A : Primary factors are the JIT compiler, Garbage Collector, ThreadPool management, and hardware intrinsics.
Q2 : How does tiered compilation improve speed?
A : It emits a fast, low-optimization “tier-0” build at startup, then recompiles hot methods with full optimizations in the background.
Q3 : When should I tweak Garbage Collector settings?

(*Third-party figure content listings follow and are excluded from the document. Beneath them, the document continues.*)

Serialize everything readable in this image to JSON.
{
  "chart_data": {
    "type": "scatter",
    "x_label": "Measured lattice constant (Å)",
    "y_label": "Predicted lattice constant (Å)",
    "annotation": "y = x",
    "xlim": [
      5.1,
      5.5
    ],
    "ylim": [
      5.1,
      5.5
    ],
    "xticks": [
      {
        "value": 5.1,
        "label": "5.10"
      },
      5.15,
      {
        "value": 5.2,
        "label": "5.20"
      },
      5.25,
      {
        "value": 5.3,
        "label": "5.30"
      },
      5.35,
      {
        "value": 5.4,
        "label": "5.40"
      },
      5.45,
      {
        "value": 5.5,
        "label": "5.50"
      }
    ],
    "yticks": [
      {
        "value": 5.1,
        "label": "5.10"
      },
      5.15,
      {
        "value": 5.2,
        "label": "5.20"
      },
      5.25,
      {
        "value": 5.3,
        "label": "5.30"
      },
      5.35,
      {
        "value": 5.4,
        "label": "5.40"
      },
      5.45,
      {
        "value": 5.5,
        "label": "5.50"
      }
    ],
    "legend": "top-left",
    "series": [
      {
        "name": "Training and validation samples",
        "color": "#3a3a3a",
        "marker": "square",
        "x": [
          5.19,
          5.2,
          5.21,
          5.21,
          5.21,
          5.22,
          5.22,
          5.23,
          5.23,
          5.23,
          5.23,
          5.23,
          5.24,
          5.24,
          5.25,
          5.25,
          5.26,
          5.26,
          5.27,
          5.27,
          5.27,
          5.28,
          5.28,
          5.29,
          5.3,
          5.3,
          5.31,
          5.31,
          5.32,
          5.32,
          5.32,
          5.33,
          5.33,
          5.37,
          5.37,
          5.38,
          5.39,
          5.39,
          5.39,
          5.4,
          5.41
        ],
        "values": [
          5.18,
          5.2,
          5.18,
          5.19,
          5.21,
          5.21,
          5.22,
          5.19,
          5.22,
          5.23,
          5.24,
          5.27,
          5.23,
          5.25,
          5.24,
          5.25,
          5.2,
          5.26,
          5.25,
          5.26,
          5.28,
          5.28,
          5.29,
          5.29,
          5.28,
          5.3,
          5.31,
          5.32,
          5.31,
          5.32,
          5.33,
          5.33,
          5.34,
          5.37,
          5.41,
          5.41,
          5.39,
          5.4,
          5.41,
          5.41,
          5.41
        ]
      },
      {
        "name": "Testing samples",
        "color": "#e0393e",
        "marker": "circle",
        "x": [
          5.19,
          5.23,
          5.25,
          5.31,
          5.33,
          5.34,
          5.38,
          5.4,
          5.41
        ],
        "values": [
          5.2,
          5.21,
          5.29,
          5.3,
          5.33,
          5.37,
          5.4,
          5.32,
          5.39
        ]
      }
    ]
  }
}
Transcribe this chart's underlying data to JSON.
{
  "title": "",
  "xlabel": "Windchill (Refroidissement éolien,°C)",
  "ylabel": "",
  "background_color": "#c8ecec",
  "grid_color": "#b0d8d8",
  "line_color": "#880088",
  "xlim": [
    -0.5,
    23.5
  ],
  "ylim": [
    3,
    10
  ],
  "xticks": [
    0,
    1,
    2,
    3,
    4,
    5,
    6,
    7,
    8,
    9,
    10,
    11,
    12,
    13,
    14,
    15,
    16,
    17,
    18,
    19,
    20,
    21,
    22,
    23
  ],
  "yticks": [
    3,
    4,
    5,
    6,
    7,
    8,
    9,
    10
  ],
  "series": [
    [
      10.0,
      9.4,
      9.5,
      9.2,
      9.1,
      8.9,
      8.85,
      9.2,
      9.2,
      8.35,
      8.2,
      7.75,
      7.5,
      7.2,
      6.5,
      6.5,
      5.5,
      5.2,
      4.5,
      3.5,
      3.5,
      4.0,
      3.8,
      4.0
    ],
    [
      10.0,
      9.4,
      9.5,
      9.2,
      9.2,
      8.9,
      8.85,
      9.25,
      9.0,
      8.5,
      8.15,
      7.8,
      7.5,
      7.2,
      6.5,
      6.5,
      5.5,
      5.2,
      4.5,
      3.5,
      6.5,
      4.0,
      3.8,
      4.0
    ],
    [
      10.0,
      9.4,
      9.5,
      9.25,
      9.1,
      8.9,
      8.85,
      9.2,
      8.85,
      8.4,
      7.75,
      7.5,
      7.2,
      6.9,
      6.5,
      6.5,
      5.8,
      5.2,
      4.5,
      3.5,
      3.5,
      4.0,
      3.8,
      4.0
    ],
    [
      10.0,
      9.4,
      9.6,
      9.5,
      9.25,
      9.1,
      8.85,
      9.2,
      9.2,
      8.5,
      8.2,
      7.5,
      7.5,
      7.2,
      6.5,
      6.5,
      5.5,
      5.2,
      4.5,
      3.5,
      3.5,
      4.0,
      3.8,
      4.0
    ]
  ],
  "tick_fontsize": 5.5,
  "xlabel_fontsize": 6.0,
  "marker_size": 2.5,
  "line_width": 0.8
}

A : For low-latency or high-throughput services: use Server GC, enable concurrent collection, and monitor pause times to guide tuning.
Why use Profile-Guided Optimization (PGO)?
PGO uses real-world call-count and branch data to drive inlining and code layout, unlocking SIMD paths and better hot-path performance.
To summarize,
In 2025, the .NET runtime has made great strides, turning into a fully-tunable runtime that works well in a wide range of scenarios, from IoT devices and games to hyperscale cloud backends. With tiered JIT, ReadyToRun, Native AOT, GC Modes, PGO, ThreadPool optimizations, you can tune the balance between startup performance, throughput, and latency for your workload. Start tuning knobs today, measure performance impact with dotnet-trace and BenchmarkDotNet, and watch your app fly.